Migration, the sale of coal, among others, will constitute sources of income for the poor and very poor until the start of the spring campaign, the winter campaign not being important in terms of labor supply."
Looking ahead to May 2020, Fews Net analysts maintain their forecasts and remain cautious about the situation in Haiti explaining "The development of the current situation largely reflecting the assumptions made in the outlook for October 2019 to May 2020, the same assumptions can be made. Despite the recent resumption of economic activities and an apparent return to calm, there is no evidence to conclude that the situation has stabilized in the long term and that the socio-political unrest will last until to May 2020 is maintained."
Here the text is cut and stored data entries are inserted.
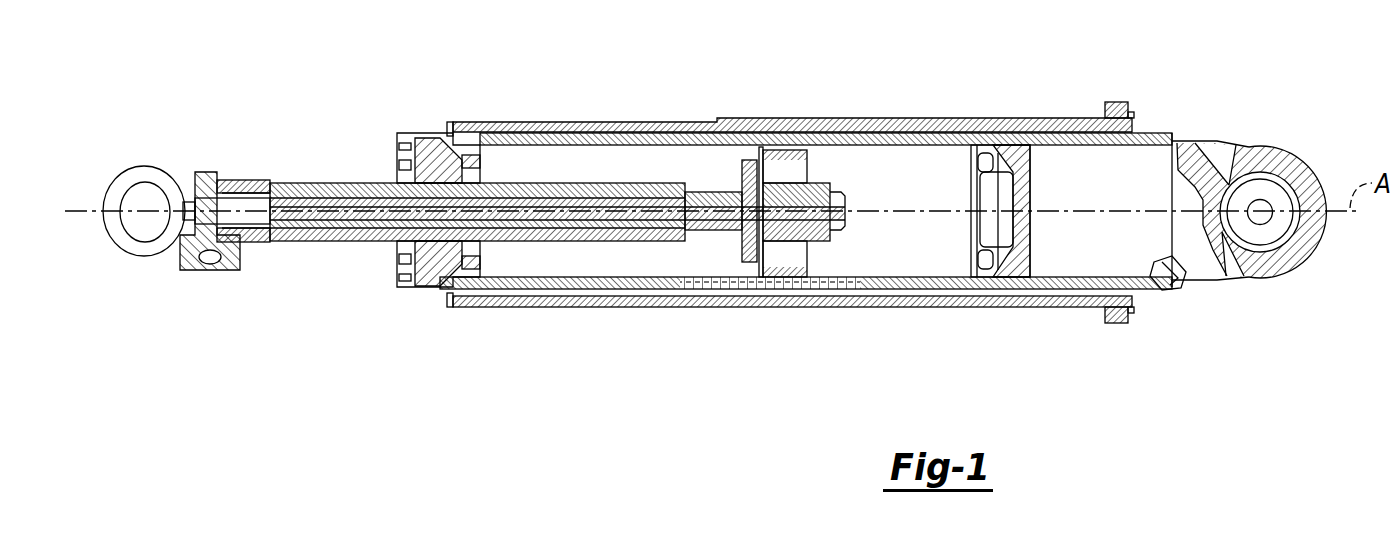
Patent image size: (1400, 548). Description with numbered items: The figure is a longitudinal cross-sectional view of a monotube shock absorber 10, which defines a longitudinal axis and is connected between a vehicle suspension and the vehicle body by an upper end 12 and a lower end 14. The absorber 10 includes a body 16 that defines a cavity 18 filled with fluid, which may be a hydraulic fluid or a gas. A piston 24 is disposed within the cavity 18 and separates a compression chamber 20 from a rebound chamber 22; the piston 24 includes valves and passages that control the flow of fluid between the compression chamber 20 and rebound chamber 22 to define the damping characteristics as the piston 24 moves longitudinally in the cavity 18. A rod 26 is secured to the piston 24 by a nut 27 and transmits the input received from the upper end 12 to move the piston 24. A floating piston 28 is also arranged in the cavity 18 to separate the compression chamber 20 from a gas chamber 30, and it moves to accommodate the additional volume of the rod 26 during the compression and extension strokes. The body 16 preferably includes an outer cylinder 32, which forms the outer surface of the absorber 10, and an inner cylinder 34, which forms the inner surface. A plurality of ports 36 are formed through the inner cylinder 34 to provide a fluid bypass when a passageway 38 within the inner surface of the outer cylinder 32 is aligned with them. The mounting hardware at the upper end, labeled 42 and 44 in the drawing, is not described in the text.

The monotube shock absorber 10 is at (712, 221).
The upper end 12 is at (137, 252).
The lower end 14 is at (1257, 268).
The body 16 is at (935, 114).
The cavity 18 is at (830, 208).
The compression chamber 20 is at (934, 263).
The rebound chamber 22 is at (580, 262).
The piston 24 is at (778, 262).
The rod 26 is at (530, 197).
The nut 27 is at (823, 233).
The floating piston 28 is at (1012, 160).
The gas chamber 30 is at (1158, 150).
The outer cylinder 32 is at (1000, 289).
The inner cylinder 34 is at (1070, 263).
The ports 36 is at (767, 290).
The passageway 38 is at (893, 297).
The mounting bracket 42 is at (225, 268).
The retaining nut 44 is at (178, 210).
They specify that the harvests of the autumn campaign temporarily improve the food availability for certain households, "but in a limited way for the regions which are the subject of a significant vulnerability to food insecurity in made of chronic factors (higher poverty rates, difficult access to markets), or who did not benefit from sufficient rainfall and who suffered crop losses have lower food availability [...] In addition, many households are still experiencing the effects of socio-political disturbances, even if the situation has been improving for a few weeks. Many areas are therefore expected to remain in Stress (IPC Phase 2) and Crisis (IPC Phase 3) until January 2020.
The second period of the scenario coincides with the peak of the winter crops, which are not important in terms of volume and which are dominated by the bean in irrigated plains and humid mountains as well as by the Congo pea, then by some roots and tubers , bananas and the launch of the spring 2020 campaign. Once the stocks of winter and fall crops are used up, households will have to get supplies from the market.
Non-agricultural sources of income could be disrupted by socio-political unrest. This added to the high level of commodity prices could decrease the purchasing power of households. Thus, the poorest households should still have recourse to crisis strategies such as the intensification of the sale of charcoal, the consumption of low quality food or the reduction in the number of daily meals. This would help to amplify the erosion of livelihoods. In this context, the number of food crisis zones (IPC Phase 3) could increase.
Learn more about the Integrated Food Security Phase Classification (IPC) :
Phase 1 :
Usually adequate and stable food access with moderate to low risk of sliding into Phase 3, 4, or 5.
Phase 2 : Moderately / Borderline Food Insecure
Borderline adequate food access with recurrent high risk (due to probable hazard events and high vulnerability) of sliding into Phase 3, 4, or 5.
Phase 3 : Acute Food and Livelihood Crisis
Highly stressed and critical lack of food access with high and above usual malnutrition and accelerated depletion of livelihood assets that, if continued, will slide the population into Phase 4 or 5 and / or likely result in chronic poverty.
Phase 4 : Humanitarian Emergency
Severe lack of food access with excess mortality, very high and increasing malnutrition, and irreversible livelihood asset stripping.
Phase 5 : Famine / Humanitarian Catastrophe
Extreme social upheaval with complete lack of food access and / or other basic needs where mass starvation, death, and displacement are evident.